The video explores the differences and similarities between human thinking and how large language models (LLMs) like AI operate. Both humans and LLMs process information through complex networks—biological neurons for humans and artificial neurons for AI—and both improve performance through learning. However, the mechanisms of learning differ significantly. Humans learn through neuroplasticity, where neural connections strengthen with experience, often requiring only a few examples to form lasting memories. In contrast, LLMs learn via backpropagation, processing millions of text examples to adjust internal weights, requiring vast amounts of data and many iterations. Once trained, AI models generally do not update their knowledge dynamically, unlike humans who continuously learn and adapt.

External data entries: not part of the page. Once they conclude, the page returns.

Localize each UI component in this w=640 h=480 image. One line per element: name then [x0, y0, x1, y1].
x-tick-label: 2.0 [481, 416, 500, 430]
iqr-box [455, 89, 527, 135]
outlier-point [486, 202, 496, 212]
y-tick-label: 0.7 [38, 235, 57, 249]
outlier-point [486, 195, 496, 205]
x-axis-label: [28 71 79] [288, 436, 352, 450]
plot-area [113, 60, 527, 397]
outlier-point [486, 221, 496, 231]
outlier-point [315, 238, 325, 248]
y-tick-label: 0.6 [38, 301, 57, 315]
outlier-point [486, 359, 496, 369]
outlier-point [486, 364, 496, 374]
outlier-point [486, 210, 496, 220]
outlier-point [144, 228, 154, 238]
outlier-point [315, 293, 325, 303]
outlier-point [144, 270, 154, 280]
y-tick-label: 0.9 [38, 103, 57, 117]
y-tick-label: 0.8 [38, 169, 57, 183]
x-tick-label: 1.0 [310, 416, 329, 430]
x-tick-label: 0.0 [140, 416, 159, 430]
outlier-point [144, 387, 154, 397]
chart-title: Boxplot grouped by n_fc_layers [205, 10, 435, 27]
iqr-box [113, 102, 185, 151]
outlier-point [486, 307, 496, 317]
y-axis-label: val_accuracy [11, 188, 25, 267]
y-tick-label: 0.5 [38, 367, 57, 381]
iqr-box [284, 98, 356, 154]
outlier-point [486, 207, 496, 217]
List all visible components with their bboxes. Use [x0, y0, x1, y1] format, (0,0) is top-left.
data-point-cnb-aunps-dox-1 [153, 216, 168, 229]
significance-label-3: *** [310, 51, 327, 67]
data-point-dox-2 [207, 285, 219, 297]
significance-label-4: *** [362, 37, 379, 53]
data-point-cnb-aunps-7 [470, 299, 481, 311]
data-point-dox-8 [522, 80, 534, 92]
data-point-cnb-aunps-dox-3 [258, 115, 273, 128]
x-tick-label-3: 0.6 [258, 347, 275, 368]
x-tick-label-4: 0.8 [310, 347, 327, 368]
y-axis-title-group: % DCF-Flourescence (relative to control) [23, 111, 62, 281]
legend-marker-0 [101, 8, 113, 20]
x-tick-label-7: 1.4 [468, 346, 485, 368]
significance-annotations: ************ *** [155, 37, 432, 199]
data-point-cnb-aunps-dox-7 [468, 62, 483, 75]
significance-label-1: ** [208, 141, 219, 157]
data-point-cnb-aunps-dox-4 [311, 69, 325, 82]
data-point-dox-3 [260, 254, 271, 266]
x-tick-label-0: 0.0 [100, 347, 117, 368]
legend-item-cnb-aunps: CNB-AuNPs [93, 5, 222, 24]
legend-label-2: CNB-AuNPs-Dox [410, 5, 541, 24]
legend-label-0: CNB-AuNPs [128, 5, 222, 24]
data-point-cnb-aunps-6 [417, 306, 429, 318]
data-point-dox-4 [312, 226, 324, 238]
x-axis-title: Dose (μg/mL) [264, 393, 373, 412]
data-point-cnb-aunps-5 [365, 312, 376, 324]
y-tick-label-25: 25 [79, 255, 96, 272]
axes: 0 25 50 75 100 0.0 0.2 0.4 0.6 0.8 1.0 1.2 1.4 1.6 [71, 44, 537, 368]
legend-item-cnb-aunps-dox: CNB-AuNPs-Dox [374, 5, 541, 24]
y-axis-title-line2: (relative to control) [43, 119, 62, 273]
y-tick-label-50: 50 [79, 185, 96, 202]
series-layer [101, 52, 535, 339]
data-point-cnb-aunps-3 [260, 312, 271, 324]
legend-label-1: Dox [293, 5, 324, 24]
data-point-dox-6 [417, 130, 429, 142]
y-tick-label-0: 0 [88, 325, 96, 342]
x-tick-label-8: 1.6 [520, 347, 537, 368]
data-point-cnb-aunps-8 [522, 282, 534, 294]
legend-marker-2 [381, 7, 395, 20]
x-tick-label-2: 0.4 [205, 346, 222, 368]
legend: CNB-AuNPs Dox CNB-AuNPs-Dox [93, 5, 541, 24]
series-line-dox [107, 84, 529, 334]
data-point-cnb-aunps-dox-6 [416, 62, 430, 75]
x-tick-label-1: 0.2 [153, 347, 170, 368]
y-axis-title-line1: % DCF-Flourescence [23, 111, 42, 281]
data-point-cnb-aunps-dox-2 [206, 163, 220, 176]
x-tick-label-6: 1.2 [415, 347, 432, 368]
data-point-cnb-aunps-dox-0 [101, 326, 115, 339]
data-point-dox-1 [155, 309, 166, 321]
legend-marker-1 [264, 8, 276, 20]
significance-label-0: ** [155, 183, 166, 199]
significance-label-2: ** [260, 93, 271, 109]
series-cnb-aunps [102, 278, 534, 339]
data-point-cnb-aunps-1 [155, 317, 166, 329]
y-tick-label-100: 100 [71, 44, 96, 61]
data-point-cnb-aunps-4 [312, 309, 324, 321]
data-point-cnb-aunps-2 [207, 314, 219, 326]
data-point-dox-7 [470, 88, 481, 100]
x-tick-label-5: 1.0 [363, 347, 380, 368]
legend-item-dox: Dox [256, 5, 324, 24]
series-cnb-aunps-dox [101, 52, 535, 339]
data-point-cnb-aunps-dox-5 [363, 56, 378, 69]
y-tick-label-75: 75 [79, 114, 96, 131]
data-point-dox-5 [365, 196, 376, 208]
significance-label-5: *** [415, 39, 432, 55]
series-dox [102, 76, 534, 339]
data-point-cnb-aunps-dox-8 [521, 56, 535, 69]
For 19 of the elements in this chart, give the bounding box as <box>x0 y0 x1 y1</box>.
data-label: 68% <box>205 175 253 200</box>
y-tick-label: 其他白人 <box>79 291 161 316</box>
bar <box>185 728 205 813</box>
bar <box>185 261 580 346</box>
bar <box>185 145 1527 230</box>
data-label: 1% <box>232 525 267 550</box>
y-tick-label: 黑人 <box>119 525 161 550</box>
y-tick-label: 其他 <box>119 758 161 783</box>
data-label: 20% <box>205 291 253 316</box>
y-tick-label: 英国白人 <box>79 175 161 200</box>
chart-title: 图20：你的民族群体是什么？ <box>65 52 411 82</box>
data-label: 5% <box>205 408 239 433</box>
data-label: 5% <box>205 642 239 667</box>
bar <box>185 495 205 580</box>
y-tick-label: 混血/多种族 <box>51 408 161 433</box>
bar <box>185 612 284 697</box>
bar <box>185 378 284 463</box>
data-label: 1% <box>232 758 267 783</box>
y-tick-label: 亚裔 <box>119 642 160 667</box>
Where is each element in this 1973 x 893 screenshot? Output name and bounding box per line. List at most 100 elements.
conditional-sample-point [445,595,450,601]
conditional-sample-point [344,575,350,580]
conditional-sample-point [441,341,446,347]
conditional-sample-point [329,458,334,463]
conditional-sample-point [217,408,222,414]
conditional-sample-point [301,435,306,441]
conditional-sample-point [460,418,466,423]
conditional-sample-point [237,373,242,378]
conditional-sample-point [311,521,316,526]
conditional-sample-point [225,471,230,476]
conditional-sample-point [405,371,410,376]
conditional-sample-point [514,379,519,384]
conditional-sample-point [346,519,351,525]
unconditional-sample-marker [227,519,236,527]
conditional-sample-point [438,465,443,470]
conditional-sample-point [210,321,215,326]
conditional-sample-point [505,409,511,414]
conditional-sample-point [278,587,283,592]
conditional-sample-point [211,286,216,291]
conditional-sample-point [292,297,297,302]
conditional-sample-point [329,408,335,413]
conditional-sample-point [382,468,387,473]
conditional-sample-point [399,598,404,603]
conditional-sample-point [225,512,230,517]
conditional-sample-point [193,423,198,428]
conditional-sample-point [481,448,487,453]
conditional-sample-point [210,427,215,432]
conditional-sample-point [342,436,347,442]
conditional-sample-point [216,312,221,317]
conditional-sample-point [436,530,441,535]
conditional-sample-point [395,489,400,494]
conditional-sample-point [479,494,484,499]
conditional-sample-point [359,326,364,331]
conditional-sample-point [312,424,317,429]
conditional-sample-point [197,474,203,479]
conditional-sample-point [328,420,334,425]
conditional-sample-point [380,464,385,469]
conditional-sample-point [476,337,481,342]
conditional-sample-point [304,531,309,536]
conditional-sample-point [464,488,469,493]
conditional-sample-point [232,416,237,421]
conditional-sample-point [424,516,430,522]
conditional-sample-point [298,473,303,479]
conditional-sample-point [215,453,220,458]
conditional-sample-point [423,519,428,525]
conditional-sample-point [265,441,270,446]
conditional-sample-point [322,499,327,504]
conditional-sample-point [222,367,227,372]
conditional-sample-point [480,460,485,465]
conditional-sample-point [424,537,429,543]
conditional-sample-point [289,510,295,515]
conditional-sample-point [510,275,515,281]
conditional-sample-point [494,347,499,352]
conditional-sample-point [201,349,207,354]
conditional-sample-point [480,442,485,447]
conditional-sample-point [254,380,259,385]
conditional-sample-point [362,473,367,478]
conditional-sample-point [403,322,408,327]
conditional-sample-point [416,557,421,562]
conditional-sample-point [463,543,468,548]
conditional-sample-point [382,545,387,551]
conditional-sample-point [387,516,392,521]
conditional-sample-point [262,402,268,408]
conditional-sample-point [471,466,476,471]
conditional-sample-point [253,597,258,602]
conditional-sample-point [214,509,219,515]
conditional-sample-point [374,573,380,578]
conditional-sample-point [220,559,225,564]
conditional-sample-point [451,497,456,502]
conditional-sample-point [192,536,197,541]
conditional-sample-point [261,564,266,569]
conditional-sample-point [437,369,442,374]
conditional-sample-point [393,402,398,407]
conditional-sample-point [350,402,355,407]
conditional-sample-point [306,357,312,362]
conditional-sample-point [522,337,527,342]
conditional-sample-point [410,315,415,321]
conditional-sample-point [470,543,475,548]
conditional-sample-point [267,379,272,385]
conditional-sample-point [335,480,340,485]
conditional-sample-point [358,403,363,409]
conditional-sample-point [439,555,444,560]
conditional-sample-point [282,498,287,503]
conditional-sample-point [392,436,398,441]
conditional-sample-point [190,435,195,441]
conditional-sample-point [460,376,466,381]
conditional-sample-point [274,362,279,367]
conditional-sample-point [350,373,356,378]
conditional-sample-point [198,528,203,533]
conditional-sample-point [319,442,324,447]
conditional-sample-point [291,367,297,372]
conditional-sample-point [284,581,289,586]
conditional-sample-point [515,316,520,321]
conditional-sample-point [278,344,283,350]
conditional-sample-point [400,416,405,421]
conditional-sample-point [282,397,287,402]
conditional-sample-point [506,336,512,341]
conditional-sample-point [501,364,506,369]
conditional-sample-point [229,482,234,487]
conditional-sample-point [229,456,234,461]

When it comes to information processing, the human brain operates in a massively parallel and distributed manner, processing concepts and linking them to prior knowledge and context. Humans grasp meaning in chunks rather than decoding word by word. LLMs, however, work with sequences of discrete tokens, predicting the next token based on patterns learned during training. This token-based approach is more about pattern completion than genuine understanding. Similarly, human memory is multifaceted, including sensory, working, and long-term memory, all associative and context-rich. LLMs have a simpler memory system, with knowledge encoded in static model weights and a limited context window that forgets information once it exceeds capacity.
Reasoning in humans involves both fast, intuitive judgments (system one) and slow, logical deliberation (system two). LLMs are primarily trained on outputs resembling system two thinking but do not consciously reason. Instead, they generate plausible token sequences that appear logical without true comprehension. This limitation explains why LLMs can struggle with seemingly simple tasks, such as counting specific letters in a word. Additionally, LLMs are prone to hallucinations—confident but factually incorrect outputs. This phenomenon is somewhat analogous to human confabulation, where people unknowingly create false memories or explanations, highlighting that both humans and AI can err, albeit in different ways.
A fundamental difference lies in embodiment. Humans are embodied beings whose cognition is deeply influenced by physical interactions with the world, grounding their understanding in sensory experiences. LLMs, however, are disembodied software entities without direct sensory input or physical presence. Their knowledge of the world is secondhand, derived solely from text written by humans. This lack of embodiment limits AI’s common sense and real-world understanding, making it prone to errors that humans would rarely make due to lived experience.
In conclusion, while AI models and human minds can produce similar outputs such as stories, answers, and creative content, the nature of their cognition is fundamentally different. Humans bring genuine comprehension, meaning, and embodied experience, whereas AI offers speed and vast knowledge breadth. Combining these complementary strengths holds the potential for powerful collaborations, leveraging human insight alongside AI’s computational capabilities to achieve the best outcomes.